Brasileiro deu só 13 voltas nesta sexta no Bahrein e ainda teve que testar muitas peças novas

A pedido da equipe e da fornecedora de motores da Williams, Felipe Nasr mais uma vez teve que se contentar em dar poucas voltas na pista ao participar da primeira sessão de treino livre de um fim de semana. Em uma hora e meia de treino na China, o brasileiro só saiu dos boxes duas vezes, dando ao todo 13 voltas. A melhor delas, em 1min42s265, foi cerca de meio segundo mais lenta que a melhor de Felipe Massa, piloto titular da Williams.

“Foi muito pouco pra falar a verdade”, respondeu Nasr ao TotalRace. “Primeiro que eu não conhecia este circuito, então foi tudo muito novo. Mesmo a gente tendo feito várias sessões no simulador, não estávamos com a pista ideal no simulador, então foi muito diferente. Nestas poucas voltas, eu tive que conhecer a pista e ao mesmo tempo fazer uma volta decente, então eu não aproveitei o máximo do carro e não aproveitei o máximo de mim mesmo, por não conhecer o circuito”, relatou.

Nas duas idas à pista, Nasr ainda teve que se preocupar em testar todas as atualizações novas do FW36. “Tivemos muitas coisas novas no carro, coisas pequenas, mas significantes. Então fomos testando isso, nessas duas saídas que fiz. Aos poucos estou ajudando. Não dá pra fazer tudo de uma vez, mas com certeza tem muita informação. Por ser uma pessoa que vem de fora, às vezes podemos ter até sensações diferentes dos pilotos titulares”, comentou.

“Aqui eu não conhecia a pista, então pelo pouco tempo que eu tive, acho que fiz o melhor que podia fazer. O pessoal ficou contente. Com o pouco tempo que tive pra conhecer tudo, pra me sentir à vontade.
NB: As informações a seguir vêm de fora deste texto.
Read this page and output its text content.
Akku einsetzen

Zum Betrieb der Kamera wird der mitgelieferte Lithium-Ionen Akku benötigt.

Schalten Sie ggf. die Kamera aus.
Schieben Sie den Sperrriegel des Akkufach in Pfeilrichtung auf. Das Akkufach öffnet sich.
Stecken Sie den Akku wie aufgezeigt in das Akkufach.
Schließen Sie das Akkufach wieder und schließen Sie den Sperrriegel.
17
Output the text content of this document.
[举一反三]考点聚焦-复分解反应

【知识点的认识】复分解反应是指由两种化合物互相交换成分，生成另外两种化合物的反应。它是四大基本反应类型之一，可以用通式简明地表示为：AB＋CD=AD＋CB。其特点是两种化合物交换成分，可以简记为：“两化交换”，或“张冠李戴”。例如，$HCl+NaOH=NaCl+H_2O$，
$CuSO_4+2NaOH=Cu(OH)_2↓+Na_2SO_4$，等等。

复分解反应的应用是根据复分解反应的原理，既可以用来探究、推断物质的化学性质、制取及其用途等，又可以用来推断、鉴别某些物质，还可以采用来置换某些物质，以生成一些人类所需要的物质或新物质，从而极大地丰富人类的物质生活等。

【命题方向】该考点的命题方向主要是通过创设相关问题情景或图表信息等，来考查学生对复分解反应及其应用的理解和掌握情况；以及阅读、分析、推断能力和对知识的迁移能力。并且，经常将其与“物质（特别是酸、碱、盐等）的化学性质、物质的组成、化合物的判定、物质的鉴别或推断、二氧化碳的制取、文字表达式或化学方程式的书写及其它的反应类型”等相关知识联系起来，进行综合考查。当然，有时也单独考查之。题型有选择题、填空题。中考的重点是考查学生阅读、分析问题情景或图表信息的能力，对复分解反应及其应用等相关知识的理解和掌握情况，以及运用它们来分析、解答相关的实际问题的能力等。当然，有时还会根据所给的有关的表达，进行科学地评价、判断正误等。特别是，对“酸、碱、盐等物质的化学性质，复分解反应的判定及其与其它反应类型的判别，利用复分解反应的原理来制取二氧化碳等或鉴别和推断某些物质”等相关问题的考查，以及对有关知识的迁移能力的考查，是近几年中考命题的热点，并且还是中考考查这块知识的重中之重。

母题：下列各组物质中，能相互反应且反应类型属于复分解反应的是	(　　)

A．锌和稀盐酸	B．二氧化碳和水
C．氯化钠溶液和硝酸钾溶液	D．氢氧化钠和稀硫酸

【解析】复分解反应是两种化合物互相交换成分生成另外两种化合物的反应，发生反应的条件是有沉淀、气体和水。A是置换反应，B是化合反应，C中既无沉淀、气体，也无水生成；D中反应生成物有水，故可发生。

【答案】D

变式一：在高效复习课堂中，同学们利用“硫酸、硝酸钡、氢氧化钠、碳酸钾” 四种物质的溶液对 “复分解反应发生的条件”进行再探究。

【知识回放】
O mais importante foram essas informações das novas peças que trouxemos para cá”, acrescentou o brasileiro.

Como também havia andado pouco no Bahrein, Nasr tenta negociar a participação em mais um treino livre, além dos cinco previamente acordados.

“Pelo acordado, ainda participarei de Barcelona, EUA e Brasil. Mas isto pode mudar. Eles estão limitados também, eles também queriam me dar mais quilometragem, então estamos tentando ver se conseguimos treinar mais. É preciso estar os dois lados disponíveis. Dessas três vezes que eu andei no carro, a gente não teve oportunidade de dar muitas voltas, por uma ordem da equipe de economizar o motor. Isto pra mim não é o ideal. Eu estou numa posição em que eu precisava estar mais tempo no carro. Até mesmo que os pilotos titulares. Aquela primeira sexta no Bahrein, eu andei muito pouco, mas foi muito importante por eu ter feito uma primeira sessão junto com a categoria, com todos os pilotos na pista, simulando largada, pit stop. Foi importante aquele primeiro contato com uma sessão oficial. Depois na quarta-feira (testes coletivos, semana passada, no Bahrein) foi um treino da Pirelli, em que a gente praticamente nem podia mexer no carro. Eles só colocavam os pneus, um diferente do outro, então pra informação não foi muito importante, porque nem são pneus que a gente usa na temporada. E nem fizemos o programa inteiro, pois tivemos um problema no sensor de embreagem, então acabamos mais cedo” lembrou o brasileiro, que teve seus primeiros contatos com um Fórmula 1 nesta temporada.